There is a multiple choice math problem in which I must choose the function/equation which is NOT symmetric along the origin, x-axis, or y-axis (any of them). The exact wording is: "Which of the following is NOT symmetric with respect to either the origin, the x-axis or the y-axis?"

I put each into my graphing calculator and found that 3/5 were indeed symmetric. However, I got stuck between:

y = x^2 + 2x + 1 (which is symmetric but across x= -1)

y = -x + 1 (which would be symmetric over the perpendicular slope, which is NOT the origin, x-axis, or y-axis)

The book claims that answer C, y = x^2 + 2x + 1, is the answer. So how is y = -x + 1 symmetric? I don't think it is.

The book says to substitute (-x, -y) to see if it is symmetric at the origin. If you replace x and y with this, you should come out with the same solution.

-y = -(-x) + 1

-y = x + 1

y = -x -1

So it's not symmetric at the origin.

Replace with (x, -y) to see if it's symmetric at the x-axis.

-y = -x + 1

y = x - 1

So it's not symmetric at the x-axis.

Replace with (-x, y) to see if it's symmetric at the y-axis

y = -(-x) + 1

y = x + 1

So it's not symmetric there either.

Am I missing something?

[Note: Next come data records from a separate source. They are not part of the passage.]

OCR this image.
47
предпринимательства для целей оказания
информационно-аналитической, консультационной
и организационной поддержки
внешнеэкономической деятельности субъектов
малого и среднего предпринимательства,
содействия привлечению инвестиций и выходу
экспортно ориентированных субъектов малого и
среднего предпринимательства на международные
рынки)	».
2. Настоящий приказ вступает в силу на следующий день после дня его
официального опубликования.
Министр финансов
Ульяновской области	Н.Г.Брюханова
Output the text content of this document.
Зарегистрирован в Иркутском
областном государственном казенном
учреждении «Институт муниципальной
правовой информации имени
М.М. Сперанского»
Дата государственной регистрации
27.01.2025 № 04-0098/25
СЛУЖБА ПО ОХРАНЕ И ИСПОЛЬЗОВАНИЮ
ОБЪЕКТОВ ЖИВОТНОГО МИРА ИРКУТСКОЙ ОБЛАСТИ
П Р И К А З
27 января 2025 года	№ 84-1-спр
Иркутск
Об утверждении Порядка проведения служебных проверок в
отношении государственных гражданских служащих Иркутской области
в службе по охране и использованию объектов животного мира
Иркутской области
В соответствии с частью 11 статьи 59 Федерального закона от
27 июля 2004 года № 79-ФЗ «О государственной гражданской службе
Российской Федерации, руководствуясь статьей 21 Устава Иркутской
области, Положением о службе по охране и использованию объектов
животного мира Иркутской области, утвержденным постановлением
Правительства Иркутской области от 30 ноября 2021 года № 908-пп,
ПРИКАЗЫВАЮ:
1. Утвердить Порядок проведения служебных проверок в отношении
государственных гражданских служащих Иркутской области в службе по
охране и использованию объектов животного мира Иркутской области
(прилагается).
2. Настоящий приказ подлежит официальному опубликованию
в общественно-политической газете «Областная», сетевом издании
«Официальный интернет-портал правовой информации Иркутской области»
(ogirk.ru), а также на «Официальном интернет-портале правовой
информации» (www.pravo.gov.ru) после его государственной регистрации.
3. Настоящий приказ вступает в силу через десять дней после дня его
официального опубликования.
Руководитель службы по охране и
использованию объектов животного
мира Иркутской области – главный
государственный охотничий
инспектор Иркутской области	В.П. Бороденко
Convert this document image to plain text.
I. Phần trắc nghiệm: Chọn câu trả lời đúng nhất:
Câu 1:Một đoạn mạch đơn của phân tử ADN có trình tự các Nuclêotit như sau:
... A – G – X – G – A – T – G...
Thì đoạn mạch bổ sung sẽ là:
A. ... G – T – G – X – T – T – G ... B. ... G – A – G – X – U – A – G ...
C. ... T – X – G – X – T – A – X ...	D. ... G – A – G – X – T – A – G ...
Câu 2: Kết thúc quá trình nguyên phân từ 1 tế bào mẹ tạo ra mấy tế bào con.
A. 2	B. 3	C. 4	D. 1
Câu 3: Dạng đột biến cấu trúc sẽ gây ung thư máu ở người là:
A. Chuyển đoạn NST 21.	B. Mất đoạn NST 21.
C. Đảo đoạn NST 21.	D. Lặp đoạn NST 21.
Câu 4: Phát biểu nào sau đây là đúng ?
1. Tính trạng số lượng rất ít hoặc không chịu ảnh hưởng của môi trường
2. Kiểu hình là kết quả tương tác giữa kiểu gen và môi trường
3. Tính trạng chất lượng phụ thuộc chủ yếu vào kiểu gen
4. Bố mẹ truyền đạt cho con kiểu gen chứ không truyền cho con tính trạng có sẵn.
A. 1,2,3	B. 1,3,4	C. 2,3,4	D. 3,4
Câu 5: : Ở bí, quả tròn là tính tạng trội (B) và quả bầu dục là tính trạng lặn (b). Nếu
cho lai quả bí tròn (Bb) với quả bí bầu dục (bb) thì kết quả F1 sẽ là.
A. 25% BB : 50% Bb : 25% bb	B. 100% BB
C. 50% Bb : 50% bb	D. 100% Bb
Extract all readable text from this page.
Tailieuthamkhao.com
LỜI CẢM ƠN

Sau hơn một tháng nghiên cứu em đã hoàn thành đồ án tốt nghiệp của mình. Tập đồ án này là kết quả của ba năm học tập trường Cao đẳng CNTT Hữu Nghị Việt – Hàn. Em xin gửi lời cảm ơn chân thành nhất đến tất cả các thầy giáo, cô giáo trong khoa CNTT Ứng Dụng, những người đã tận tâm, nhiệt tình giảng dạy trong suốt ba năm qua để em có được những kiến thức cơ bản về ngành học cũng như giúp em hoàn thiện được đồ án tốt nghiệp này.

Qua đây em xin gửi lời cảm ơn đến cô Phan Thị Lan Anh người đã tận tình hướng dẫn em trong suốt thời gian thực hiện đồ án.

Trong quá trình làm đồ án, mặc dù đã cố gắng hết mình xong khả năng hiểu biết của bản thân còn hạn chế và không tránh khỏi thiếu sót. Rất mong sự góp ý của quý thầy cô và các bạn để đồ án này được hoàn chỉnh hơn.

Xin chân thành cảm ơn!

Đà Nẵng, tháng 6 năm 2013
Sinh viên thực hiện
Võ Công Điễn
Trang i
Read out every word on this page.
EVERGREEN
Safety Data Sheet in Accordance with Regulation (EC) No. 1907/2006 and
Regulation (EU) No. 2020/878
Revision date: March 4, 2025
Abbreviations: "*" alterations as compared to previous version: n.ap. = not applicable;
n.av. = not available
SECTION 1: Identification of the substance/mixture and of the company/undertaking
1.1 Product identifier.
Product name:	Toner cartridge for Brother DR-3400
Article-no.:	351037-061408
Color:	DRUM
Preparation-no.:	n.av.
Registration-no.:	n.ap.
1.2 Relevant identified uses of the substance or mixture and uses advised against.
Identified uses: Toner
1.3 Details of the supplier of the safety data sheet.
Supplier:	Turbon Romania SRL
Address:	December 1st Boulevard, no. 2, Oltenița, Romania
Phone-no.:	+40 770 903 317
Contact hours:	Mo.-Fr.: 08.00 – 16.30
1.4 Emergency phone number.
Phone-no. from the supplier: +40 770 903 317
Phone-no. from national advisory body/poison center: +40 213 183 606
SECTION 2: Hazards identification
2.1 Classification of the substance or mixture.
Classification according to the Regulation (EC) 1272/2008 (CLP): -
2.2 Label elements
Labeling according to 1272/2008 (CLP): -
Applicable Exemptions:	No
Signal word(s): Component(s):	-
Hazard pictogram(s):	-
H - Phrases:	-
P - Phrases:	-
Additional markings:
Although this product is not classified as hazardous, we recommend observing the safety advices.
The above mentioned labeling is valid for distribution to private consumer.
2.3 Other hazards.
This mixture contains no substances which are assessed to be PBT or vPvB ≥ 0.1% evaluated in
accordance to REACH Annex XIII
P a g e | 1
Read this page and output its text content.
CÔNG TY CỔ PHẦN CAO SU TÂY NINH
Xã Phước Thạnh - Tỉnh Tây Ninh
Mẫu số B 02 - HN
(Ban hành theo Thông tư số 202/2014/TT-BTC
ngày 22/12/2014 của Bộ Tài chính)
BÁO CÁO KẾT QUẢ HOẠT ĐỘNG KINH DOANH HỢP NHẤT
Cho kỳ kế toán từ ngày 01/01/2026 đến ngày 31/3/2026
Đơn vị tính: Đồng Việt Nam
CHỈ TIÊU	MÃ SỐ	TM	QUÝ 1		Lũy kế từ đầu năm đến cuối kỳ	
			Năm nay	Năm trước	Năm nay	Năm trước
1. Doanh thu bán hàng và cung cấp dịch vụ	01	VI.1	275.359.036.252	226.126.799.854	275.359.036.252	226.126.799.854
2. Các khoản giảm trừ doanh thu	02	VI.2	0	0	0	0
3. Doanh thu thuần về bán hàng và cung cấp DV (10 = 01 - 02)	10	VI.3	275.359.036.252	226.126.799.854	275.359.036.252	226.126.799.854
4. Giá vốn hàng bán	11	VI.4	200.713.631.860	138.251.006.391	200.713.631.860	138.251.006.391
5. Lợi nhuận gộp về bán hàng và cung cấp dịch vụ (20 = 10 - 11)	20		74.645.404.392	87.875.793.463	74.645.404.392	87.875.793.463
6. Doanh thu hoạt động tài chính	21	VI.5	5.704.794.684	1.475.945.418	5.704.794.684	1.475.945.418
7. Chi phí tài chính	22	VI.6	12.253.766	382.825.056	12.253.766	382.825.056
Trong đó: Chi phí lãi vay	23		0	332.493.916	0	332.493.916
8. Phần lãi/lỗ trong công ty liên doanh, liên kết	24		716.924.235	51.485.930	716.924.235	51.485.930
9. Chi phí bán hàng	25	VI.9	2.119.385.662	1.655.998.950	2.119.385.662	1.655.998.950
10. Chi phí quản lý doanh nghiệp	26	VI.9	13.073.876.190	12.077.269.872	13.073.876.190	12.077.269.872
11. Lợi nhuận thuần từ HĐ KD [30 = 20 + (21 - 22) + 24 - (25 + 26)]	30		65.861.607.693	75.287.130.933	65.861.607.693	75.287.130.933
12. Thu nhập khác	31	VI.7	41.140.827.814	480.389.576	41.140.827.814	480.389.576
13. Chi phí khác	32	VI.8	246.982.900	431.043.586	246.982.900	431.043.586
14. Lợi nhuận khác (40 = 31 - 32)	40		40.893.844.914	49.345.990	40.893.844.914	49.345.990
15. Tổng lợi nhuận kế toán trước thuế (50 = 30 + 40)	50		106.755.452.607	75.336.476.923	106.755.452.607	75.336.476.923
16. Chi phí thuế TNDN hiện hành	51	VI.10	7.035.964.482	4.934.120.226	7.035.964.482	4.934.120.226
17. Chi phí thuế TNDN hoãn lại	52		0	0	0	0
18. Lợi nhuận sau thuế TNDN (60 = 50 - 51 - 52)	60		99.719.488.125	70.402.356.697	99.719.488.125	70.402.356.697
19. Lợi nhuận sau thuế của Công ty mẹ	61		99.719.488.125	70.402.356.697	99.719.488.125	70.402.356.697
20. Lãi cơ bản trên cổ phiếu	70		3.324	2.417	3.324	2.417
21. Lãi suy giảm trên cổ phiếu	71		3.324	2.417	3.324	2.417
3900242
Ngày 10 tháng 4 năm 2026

I'm not a genius at math but I fail to see my error. If you graph it, it is definitely NOT symmetric at any of those spots, as it is a straight line which cuts through both the x-axis and y-axis at 1 (0,1) and (1,0).

Please confirm my belief that the book is missing something or correct me and tell me where I am erring. It may be eliminating this answer because it is symmetric with the line y = x, but that was not part of the question. Thank you!